英语访谈节目:达芬奇名画《救世主》预计拍出1亿美元的高价
Phil Hirschkorn: There are only 16 known paintings by Italian Renaissance Master Leonardo da Vinci, and this is one of them. Painted around the same time and in the same style as his "Mona Lisa," this portrait of Jesus Christ is called "Salvator Mundi," meaning "Savior of the World."
Alan Wintermute: He's holding up some kind of orb or globe that represents the world, and he's blessing you, giving benediction.
Phil Hirschkorn: Alan Wintermute, Christie's senior specialist for "Old Master" paintings, says the work has typical da Vinci flourishes.

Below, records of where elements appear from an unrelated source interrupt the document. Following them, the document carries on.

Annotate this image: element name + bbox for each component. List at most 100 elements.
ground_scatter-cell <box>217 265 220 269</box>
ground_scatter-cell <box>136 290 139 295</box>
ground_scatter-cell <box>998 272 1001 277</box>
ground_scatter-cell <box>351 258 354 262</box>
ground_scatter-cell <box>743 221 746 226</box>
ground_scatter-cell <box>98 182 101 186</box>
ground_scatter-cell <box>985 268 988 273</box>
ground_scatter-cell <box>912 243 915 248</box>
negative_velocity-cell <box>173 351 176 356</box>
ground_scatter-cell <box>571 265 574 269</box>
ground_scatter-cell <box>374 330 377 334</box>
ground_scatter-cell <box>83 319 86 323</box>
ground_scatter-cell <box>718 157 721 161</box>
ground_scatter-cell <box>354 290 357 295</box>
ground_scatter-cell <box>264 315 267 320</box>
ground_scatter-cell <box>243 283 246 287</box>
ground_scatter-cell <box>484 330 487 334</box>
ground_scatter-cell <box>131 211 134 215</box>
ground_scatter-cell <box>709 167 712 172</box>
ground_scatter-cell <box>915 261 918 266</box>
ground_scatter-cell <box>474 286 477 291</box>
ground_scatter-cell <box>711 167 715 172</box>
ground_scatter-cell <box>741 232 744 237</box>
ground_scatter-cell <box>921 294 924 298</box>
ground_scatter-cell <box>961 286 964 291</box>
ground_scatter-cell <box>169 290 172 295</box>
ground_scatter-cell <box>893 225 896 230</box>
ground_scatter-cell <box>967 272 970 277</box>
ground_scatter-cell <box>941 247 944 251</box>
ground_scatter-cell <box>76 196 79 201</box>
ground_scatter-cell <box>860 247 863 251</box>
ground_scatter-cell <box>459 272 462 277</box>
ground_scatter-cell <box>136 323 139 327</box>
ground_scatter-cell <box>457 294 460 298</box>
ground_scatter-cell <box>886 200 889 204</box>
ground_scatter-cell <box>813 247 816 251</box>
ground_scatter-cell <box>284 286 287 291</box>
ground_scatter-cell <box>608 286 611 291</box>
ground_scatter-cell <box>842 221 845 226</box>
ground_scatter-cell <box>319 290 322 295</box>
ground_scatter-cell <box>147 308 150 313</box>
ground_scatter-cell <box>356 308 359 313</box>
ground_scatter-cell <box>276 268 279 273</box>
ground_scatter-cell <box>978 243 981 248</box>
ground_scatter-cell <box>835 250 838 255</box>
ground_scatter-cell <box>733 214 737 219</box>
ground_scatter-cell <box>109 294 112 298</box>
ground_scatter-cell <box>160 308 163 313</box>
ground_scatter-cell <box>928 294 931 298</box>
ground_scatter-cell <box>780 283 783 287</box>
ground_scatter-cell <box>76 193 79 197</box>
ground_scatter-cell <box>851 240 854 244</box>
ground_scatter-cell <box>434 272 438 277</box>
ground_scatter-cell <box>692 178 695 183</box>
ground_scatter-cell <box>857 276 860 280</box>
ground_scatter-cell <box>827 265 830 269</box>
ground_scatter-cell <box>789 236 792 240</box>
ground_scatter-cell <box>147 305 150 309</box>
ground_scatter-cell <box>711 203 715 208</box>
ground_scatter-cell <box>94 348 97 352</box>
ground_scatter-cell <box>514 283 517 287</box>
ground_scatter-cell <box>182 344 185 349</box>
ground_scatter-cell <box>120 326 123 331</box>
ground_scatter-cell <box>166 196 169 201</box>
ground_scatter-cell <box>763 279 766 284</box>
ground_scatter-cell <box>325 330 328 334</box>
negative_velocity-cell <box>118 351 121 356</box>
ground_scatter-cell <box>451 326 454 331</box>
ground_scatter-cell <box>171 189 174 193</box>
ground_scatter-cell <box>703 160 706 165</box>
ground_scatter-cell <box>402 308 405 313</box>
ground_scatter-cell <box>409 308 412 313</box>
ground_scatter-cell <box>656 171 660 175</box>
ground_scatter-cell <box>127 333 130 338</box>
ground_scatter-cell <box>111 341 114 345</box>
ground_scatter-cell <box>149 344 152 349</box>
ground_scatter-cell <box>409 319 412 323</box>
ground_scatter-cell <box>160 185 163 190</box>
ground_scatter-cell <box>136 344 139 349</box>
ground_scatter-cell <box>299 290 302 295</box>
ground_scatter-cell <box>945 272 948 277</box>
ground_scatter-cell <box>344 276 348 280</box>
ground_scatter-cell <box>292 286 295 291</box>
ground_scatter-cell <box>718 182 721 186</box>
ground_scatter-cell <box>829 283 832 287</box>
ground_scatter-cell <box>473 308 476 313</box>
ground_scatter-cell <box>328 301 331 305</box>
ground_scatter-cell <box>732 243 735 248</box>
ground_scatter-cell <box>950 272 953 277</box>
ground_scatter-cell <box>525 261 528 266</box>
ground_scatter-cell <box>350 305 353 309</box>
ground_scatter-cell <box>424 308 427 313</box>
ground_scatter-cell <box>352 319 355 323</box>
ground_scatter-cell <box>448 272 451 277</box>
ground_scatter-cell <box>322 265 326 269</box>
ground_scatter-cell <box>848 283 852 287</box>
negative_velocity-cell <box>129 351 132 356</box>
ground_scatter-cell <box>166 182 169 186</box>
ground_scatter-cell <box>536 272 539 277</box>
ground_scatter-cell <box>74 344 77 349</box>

Alan Wintermute: It has that smoky, shadowy lighting effects that create -- in the "Mona Lisa," the famous Mona Lisa smile -- they create an ambiguous very soft shadowy quality. He looks very directly at you, and you have the sense him looking sort of right into you
Phil Hirschkorn: Independent consultants say this is a true da Vinci. They dated paint pigments and the walnut panel back to the 1500's and took x-rays to study the brush work. Also characteristic of da Vinci, lapis lazuli, a semi-precious stone used for the blue color. In a stroke of clever marketing, Christie's is offering the da Vinci in the same auction as this massive reimagination of his famous "Last Supper," 60 silk-screened panels by Andy Warhol.
Alan Wintermute: We felt that it did sort of indicate this universal genius of Leonardo, which affects really every generation and every century and every country, all the way up through the present.
Phil Hirschkorn: But nothing compares to the real thing. "Salvator Mundi" is the first da Vinci painting ever to be sold at public auction.